Monday, January 05, 2009

La Vie En Rose (aka La Môme)



I got this 2007 biopic movie about iconic French singer Edith Piaf on DVD because I was quite curious about Marion Cotillard and her performance in the title role.

Cotillard got the Academy Award for Best Actress, no questions asked, no debate, axiomatically. Usually the competition for that Oscar is blisteringly hot! Cotillard must have turned in just a killer performance to win the award hands-down! But I hadn't seen the movie in a theater....

And it is a dream role, really! Cotillard got to portray Edith Piaf from youth to a premature old age (caused by liver failure). The range of emotion is fatiguing. Overwhelming! At 5' 6", Cotillard is a bit tall for the role, but nevermind. Cotillard is especially adept at capturing Piaf's dislike of sunny rooms - close the drapes please! In an interview I remember seeing last year, Cotillard said that Edith Piaf feared solitude, but for some reason (probably because of the hallucinatory focus of parts of the film), that particular fear doesn't come through.

Here is the summary from imdb:
An un-chronological look at the life of the Little Sparrow, Édith Piaf (1915-1963). Her mother is an alcoholic street singer, her father a circus performer, her paternal grandmother a madam. During childhood she lives with each of them. At 20, she's a street singer discovered by a club owner who's soon murdered, coached by a musician who brings her to concert halls, and then quickly famous. Constant companions are alcohol and heartache. The tragedies of her love affair with Marcel Cerdan and the death of her only child belie the words of one of her signature songs, "Non, je ne regrette rien." The back and forth nature of the narrative suggests the patterns of memory and association.
The flashback sequences lend a hallucinatory quality to much of the movie. Quite interesting, particularly towards the end, when Piaf starts having - hallucinations!

And who is Cotillard?:
Marion Cotillard, who won the Best Actress Academy Award for her role as Édith Piaf in Môme, La (2007) (retitled "La Vie en Rose" in the United States), is the second actress to win an acting Oscar performing in a language other than English next to Sophia Loren who won for Ciociara, La (1960). Only two male performers (Roberto Benigni for La Vita e Bella and Robert DeNiro for The Godfather, Part II) have won an Oscar for solely non-English parts.

A Libran born in Paris on September 30, 1975, Cotillard is the daughter of Jean-Claude Cotillard, an actor, playwright and director, and Niseema Theillaud, an actress and drama teacher.
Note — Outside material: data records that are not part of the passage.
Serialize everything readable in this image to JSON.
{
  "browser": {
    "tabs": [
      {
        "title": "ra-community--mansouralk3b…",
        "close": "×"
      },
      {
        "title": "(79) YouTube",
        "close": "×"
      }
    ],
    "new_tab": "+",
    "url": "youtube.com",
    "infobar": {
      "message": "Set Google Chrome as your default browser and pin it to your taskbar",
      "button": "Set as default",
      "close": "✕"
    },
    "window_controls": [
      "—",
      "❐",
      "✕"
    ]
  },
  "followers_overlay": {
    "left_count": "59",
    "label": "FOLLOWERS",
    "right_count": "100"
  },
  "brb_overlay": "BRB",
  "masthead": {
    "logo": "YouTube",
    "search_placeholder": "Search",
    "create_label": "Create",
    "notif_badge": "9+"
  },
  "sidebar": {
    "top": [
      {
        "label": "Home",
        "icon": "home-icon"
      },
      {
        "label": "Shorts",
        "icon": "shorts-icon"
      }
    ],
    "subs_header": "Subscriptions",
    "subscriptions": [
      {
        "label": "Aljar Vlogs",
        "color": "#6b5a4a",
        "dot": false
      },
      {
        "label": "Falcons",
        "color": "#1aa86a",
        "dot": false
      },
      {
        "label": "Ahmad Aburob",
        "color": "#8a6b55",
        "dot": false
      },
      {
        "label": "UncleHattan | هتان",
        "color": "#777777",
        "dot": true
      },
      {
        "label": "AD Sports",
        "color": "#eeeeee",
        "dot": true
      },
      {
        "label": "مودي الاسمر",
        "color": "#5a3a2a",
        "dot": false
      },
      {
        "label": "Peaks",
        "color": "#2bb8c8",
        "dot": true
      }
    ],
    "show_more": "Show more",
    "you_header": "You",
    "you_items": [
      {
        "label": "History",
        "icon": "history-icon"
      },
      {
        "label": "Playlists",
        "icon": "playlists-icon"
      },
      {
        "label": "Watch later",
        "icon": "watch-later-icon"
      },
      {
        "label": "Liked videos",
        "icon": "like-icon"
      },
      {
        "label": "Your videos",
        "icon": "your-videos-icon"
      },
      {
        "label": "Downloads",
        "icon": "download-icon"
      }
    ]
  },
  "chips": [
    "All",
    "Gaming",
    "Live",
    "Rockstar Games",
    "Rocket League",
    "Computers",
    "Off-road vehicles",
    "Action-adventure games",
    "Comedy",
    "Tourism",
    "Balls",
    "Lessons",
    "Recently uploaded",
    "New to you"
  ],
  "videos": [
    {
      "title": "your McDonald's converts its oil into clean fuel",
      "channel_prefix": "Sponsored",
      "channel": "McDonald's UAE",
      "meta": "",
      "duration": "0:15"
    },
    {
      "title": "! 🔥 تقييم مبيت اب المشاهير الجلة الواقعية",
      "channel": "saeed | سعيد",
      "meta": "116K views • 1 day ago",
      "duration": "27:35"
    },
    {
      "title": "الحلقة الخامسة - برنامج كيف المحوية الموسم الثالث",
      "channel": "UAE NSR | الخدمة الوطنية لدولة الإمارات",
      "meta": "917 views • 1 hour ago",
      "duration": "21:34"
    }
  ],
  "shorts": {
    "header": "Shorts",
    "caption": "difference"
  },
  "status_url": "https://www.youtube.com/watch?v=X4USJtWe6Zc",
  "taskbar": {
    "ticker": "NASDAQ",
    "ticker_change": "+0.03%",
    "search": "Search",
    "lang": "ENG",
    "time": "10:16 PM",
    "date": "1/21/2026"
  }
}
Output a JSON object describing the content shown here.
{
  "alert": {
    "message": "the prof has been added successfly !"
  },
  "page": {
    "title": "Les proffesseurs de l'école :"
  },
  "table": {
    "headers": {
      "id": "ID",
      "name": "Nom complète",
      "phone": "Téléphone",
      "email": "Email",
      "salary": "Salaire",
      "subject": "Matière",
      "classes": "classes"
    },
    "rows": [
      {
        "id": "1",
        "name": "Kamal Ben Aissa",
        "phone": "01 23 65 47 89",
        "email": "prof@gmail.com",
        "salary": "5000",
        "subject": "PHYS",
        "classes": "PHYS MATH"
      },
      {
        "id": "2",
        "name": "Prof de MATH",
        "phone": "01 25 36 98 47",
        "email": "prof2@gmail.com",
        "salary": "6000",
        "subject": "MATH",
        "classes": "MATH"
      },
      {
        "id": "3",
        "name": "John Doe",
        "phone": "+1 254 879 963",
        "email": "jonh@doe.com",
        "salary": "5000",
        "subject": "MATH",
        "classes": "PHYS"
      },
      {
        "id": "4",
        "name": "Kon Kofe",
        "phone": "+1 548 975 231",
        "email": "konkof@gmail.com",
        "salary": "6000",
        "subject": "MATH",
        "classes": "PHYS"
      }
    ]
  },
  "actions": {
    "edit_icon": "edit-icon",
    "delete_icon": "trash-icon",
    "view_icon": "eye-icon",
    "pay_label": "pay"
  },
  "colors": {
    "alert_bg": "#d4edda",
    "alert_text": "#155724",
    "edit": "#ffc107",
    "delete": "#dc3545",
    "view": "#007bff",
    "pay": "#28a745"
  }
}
Raised in Orléans, France, she made her acting debut as a child with a role in one of her father's plays. She studied drama at the Conservatoire d'Art Dramatique in Orléans.

While still a teenager, Cotillard made her cinema debut in the film Histoire du garçon qui voulait qu'on l'embrasse, L' (1994). Her first prominent screen role was as Lilly Bertineau in Taxi (1998/I), a role which she reprised in two sequels. Director Olivier Dahan cast Cotillard to play Édith Piaf, the legendary French singer, in "La Môme" because to him her eyes were like those of Piaf. The fact that she can sing also helped Cotillard land the role of Piaf, although most of the singing in the film is that of Piaf's.

Her turn as Piaf brought Cotillard the Oscar, the César (France's equivalent to the Oscar), a BAFTA Award, and a Golden Globe among other prices. Trevor Nunn called her portrayal of Piaf "one of the greatest performances on film ever". At the Berlin International Film Festival, where the film premiered, Cotillard was given a 15-minute standing ovation.
One very strange thing about the movie, however. There is no mention of World War II in the film. A biography of Edith Piaf without mentioning World War II is sort of like a biography of Abraham Lincoln without mentioning the Civil War. Clearly the movie is intended to capture Piaf's internal personal life, much of which was tumultuous. Her external personal life was just as tumultuous too, but perhaps they need a second movie to capture that!